There’s an undercurrent of “well, the Aussies are lazy” among both farmers and some of the migrant workers themselves. The Australian left accurately responds that the jobs are hard (particularly in the Australian summer), the pay often very poor (you’re paid piece-rate on most farms, intensifying the difficulty of the job) and the bosses often ratbags (sexual harassment of female workers is a major issue). At the end of the day, why would a young person in the city abandon support networks of family and friends, uproot their entire life and move temporarily to work a job that sucks and doesn’t pay that well? Particularly when there are still jobs going in the city!
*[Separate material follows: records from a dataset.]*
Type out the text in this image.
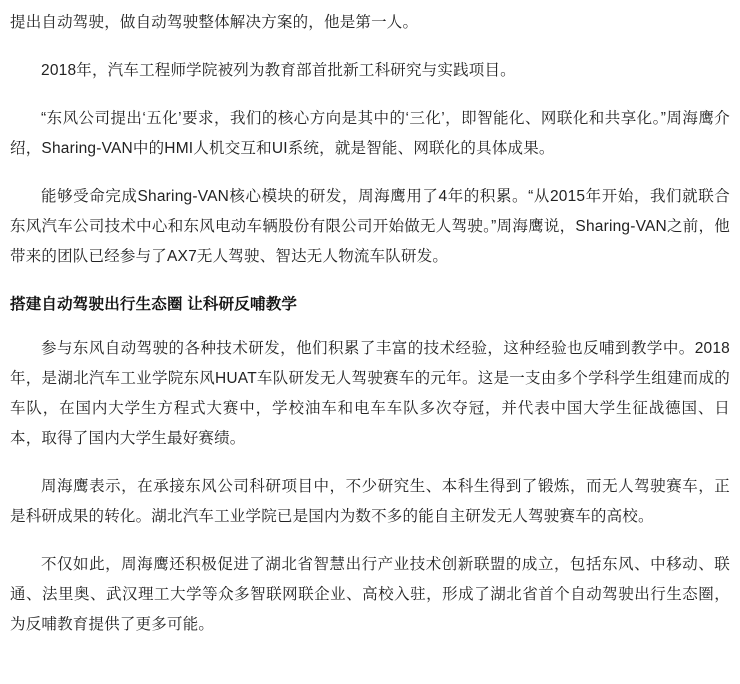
提出自动驾驶，做自动驾驶整体解决方案的，他是第一人。

2018年，汽车工程师学院被列为教育部首批新工科研究与实践项目。

“东风公司提出‘五化’要求，我们的核心方向是其中的‘三化’，即智能化、网联化和共享化。”周海鹰介绍，Sharing-VAN中的HMI人机交互和UI系统，就是智能、网联化的具体成果。

能够受命完成Sharing-VAN核心模块的研发，周海鹰用了4年的积累。“从2015年开始，我们就联合东风汽车公司技术中心和东风电动车辆股份有限公司开始做无人驾驶。”周海鹰说，Sharing-VAN之前，他带来的团队已经参与了AX7无人驾驶、智达无人物流车队研发。

搭建自动驾驶出行生态圈 让科研反哺教学

参与东风自动驾驶的各种技术研发，他们积累了丰富的技术经验，这种经验也反哺到教学中。2018年，是湖北汽车工业学院东风HUAT车队研发无人驾驶赛车的元年。这是一支由多个学科学生组建而成的车队，在国内大学生方程式大赛中，学校油车和电车车队多次夺冠，并代表中国大学生征战德国、日本，取得了国内大学生最好赛绩。

周海鹰表示，在承接东风公司科研项目中，不少研究生、本科生得到了锻炼，而无人驾驶赛车，正是科研成果的转化。湖北汽车工业学院已是国内为数不多的能自主研发无人驾驶赛车的高校。

不仅如此，周海鹰还积极促进了湖北省智慧出行产业技术创新联盟的成立，包括东风、中移动、联通、法里奥、武汉理工大学等众多智联网联企业、高校入驻，形成了湖北省首个自动驾驶出行生态圈，为反哺教育提供了更多可能。
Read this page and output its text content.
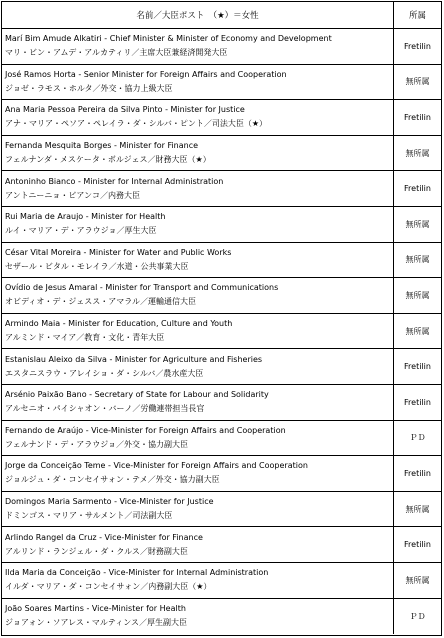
名前／大臣ポスト　（★）＝女性	所属
Marí Bim Amude Alkatiri - Chief Minister & Minister of Economy and Development
マリ・ビン・アムデ・アルカティリ／主席大臣兼経済開発大臣
Fretilin
José Ramos Horta - Senior Minister for Foreign Affairs and Cooperation
ジョゼ・ラモス・ホルタ／外交・協力上級大臣
無所属
Ana Maria Pessoa Pereira da Silva Pinto - Minister for Justice
アナ・マリア・ペソア・ペレイラ・ダ・シルバ・ピント／司法大臣（★）
Fretilin
Fernanda Mesquita Borges - Minister for Finance
フェルナンダ・メスケータ・ボルジェス／財務大臣（★）
無所属
Antoninho Bianco - Minister for Internal Administration
アントニーニョ・ビアンコ／内務大臣
Fretilin
Rui Maria de Araujo - Minister for Health
ルイ・マリア・デ・アラウジョ／厚生大臣
無所属
César Vital Moreira - Minister for Water and Public Works
セザール・ビタル・モレイラ／水道・公共事業大臣
無所属
Ovídio de Jesus Amaral - Minister for Transport and Communications
オビディオ・デ・ジェスス・アマラル／運輸通信大臣
無所属
Armindo Maia - Minister for Education, Culture and Youth
アルミンド・マイア／教育・文化・青年大臣
無所属
Estanislau Aleixo da Silva - Minister for Agriculture and Fisheries
エスタニスラウ・アレイショ・ダ・シルバ／農水産大臣
Fretilin
Arsénio Paixão Bano - Secretary of State for Labour and Solidarity
アルセニオ・パイシャオン・バーノ／労働連帯担当長官
Fretilin
Fernando de Araújo - Vice-Minister for Foreign Affairs and Cooperation
フェルナンド・デ・アラウジョ／外交・協力副大臣
ＰＤ
Jorge da Conceição Teme - Vice-Minister for Foreign Affairs and Cooperation
ジョルジュ・ダ・コンセイサォン・テメ／外交・協力副大臣
Fretilin
Domingos Maria Sarmento - Vice-Minister for Justice
ドミンゴス・マリア・サルメント／司法副大臣
無所属
Arlindo Rangel da Cruz - Vice-Minister for Finance
アルリンド・ランジェル・ダ・クルス／財務副大臣
Fretilin
Ilda Maria da Conceição - Vice-Minister for Internal Administration
イルダ・マリア・ダ・コンセイサォン／内務副大臣（★）
無所属
João Soares Martins - Vice-Minister for Health
ジョアォン・ソアレス・マルティンス／厚生副大臣
ＰＤ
The Australian left is right to point this stuff out, but its primary weakness is that it has little ability to influence things and tap into the latent collective power the produce-pickers currently hold. Instead, the workers are portrayed as hapless victims; in such an environment, it becomes doubly easy for bastards like the AWU to call for the ending of migrant exploitation by simply deporting the migrants and hiring Australian citizens, who are presumably inexploitable. The labour shortage could be used as tremendous leverage in class struggle, but there are few attempts to try and cohere together the various workers and push forward the lower-level struggle that no doubt already exists on these farms.